这就是对象的用途。创建连接对象,将其传递给其他对象,然后在完成后将其关闭。全球不合适。只需将值作为参数传递给正在执行工作的其他对象。
"Each report consist of multiple parts, each part can rely on different calculations, sometimes different parts relies in part on the same calculation.... I need to cache them"
“每个报告由多个部分组成,每个部分可以依赖于不同的计算,有时不同的部分依赖于相同的计算....我需要缓存它们”
This is what objects are for. Create a dictionary with useful calculation results and pass that around from report part to report part.
这就是对象的用途。创建一个包含有用计算结果的字典,并将其从报表部分传递到报表部分。
You don't need to mess with "stack variables", "static thread local" or anything like that. Just pass ordinary variable arguments to ordinary method functions. You'll be a lot happier.
你不需要搞乱“堆栈变量”,“静态线程本地”或类似的东西。只需将普通变量参数传递给普通方法函数。你会快乐得多。
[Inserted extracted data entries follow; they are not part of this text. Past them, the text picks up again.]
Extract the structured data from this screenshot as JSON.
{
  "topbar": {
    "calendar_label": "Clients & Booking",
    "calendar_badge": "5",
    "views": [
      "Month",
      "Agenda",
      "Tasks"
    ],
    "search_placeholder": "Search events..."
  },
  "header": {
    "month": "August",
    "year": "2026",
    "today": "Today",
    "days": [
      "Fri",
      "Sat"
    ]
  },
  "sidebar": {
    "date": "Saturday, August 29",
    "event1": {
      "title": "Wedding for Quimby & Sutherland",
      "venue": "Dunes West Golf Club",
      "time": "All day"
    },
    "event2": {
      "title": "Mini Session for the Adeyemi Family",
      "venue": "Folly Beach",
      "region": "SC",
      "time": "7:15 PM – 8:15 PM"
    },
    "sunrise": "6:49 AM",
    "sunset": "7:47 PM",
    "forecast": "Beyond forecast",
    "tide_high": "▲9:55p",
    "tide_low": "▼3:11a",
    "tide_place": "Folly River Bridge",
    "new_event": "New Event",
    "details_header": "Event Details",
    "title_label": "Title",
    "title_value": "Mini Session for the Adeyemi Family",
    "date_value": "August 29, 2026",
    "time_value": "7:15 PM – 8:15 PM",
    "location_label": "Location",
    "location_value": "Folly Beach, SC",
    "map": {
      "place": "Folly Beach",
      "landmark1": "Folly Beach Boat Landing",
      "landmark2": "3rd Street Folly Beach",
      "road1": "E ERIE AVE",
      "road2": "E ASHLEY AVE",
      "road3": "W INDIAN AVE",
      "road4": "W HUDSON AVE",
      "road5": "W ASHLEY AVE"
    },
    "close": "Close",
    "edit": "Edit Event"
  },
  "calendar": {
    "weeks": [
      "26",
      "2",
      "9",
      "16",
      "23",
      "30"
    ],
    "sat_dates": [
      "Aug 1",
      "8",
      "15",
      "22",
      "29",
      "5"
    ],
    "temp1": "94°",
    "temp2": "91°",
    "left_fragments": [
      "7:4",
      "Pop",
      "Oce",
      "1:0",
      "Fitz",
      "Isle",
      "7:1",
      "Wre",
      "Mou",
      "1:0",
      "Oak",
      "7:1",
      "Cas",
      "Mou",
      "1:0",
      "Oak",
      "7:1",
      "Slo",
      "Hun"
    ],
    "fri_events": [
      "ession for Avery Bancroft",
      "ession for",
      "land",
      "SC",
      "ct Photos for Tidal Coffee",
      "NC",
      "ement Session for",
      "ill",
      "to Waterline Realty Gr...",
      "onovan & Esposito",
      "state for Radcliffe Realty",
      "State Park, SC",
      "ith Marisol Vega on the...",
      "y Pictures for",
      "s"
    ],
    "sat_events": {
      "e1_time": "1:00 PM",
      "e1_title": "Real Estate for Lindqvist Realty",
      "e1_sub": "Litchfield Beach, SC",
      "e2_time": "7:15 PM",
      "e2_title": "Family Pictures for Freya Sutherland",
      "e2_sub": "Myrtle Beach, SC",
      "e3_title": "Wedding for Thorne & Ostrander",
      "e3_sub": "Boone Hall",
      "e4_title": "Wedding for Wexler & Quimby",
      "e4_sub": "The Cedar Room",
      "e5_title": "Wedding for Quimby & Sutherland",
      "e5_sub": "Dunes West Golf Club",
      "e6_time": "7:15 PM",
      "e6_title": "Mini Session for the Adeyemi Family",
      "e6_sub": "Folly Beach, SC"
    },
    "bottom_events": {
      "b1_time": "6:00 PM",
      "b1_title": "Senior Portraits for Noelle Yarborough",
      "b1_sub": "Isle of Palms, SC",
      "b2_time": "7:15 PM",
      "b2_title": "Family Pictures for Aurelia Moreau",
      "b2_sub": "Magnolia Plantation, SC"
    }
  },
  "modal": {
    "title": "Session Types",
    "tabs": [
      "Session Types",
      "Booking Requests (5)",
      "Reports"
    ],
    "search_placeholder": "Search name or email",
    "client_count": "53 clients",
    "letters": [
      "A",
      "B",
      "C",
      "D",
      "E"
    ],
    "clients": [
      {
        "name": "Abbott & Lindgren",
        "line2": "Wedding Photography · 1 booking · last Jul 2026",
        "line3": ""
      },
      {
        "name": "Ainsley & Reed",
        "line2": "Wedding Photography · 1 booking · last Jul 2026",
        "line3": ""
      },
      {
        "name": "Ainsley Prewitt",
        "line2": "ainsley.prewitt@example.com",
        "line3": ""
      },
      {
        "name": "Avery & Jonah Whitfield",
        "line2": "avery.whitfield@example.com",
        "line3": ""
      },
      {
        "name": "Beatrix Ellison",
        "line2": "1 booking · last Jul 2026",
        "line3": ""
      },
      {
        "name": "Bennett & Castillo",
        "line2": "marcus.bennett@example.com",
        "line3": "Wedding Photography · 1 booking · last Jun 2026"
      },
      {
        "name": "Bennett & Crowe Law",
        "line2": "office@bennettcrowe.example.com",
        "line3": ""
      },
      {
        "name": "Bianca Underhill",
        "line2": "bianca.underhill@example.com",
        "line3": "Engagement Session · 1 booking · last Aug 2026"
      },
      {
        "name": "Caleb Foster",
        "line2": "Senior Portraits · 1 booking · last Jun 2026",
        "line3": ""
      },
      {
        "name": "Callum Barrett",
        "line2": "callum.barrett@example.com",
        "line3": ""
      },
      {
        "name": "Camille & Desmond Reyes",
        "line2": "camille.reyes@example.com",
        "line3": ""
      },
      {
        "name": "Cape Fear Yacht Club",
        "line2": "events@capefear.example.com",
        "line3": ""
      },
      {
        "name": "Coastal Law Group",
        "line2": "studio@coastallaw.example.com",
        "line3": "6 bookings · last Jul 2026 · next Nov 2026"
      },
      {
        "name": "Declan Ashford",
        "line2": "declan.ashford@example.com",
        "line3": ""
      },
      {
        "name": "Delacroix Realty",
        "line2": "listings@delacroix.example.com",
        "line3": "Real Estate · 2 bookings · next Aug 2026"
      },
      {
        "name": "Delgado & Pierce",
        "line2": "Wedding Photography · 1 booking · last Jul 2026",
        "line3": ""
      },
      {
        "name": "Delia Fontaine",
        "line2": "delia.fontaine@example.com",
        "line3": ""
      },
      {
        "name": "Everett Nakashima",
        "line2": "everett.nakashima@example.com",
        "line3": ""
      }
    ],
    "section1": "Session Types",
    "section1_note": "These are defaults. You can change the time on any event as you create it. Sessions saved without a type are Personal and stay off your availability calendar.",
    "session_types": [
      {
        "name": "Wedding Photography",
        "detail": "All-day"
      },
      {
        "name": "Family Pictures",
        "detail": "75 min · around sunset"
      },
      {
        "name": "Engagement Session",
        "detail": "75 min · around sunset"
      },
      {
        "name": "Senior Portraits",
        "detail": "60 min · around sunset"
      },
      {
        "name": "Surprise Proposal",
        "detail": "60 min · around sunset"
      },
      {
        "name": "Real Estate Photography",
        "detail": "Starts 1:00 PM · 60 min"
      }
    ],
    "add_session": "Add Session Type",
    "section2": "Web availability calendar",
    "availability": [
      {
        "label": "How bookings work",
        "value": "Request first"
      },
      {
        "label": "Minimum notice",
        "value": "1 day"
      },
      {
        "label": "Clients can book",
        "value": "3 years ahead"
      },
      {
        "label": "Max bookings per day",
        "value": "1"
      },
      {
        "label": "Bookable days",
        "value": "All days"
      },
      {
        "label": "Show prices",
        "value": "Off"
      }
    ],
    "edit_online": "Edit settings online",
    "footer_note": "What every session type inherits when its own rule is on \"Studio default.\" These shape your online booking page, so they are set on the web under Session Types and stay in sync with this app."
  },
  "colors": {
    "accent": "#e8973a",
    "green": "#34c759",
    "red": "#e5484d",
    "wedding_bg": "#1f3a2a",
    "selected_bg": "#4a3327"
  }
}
class MemoizedCalculation( object ):
pass
class Fibonacci( MemoizedCalculation ):
def __init__( self ):
self.cache= { 0: 1, 1: 1 }
def __call__( self, arg ):
if arg not in self.cache:
self.cache[arg]= self(arg-1) + self(arg-2)
return self.cache[arg]
class MathContext( object ):
def __init__( self ):
self.fibonacci = Fibonacci()
You can use it like this
你可以像这样使用它
>>> mc= MathContext()
>>> mc.fibonacci( 4 )
5
You can define any number of calculations and fold them all into a single container object.
您可以定义任意数量的计算并将它们全部折叠到一个容器对象中。
If you want, you can make the MathContext into a formal Context Manager so that it work with the with statement. Add these two methods to MathContext.
如果需要,可以将MathContext转换为正式的Context Manager,以便它可以与with语句一起使用。将这两个方法添加到MathContext。
def __enter__( self ):
print "Initialize"
return self
def __exit__( self, type_, value, traceback ):
print "Release"
Then you can do this.
然后你就可以做到这一点。
with MathContext() as mc:
print mc.fibonacci( 4 )
At the end of the with statement, you can guaranteed that the __exit__
method was called.
在with语句的末尾,您可以保证调用__exit__方法。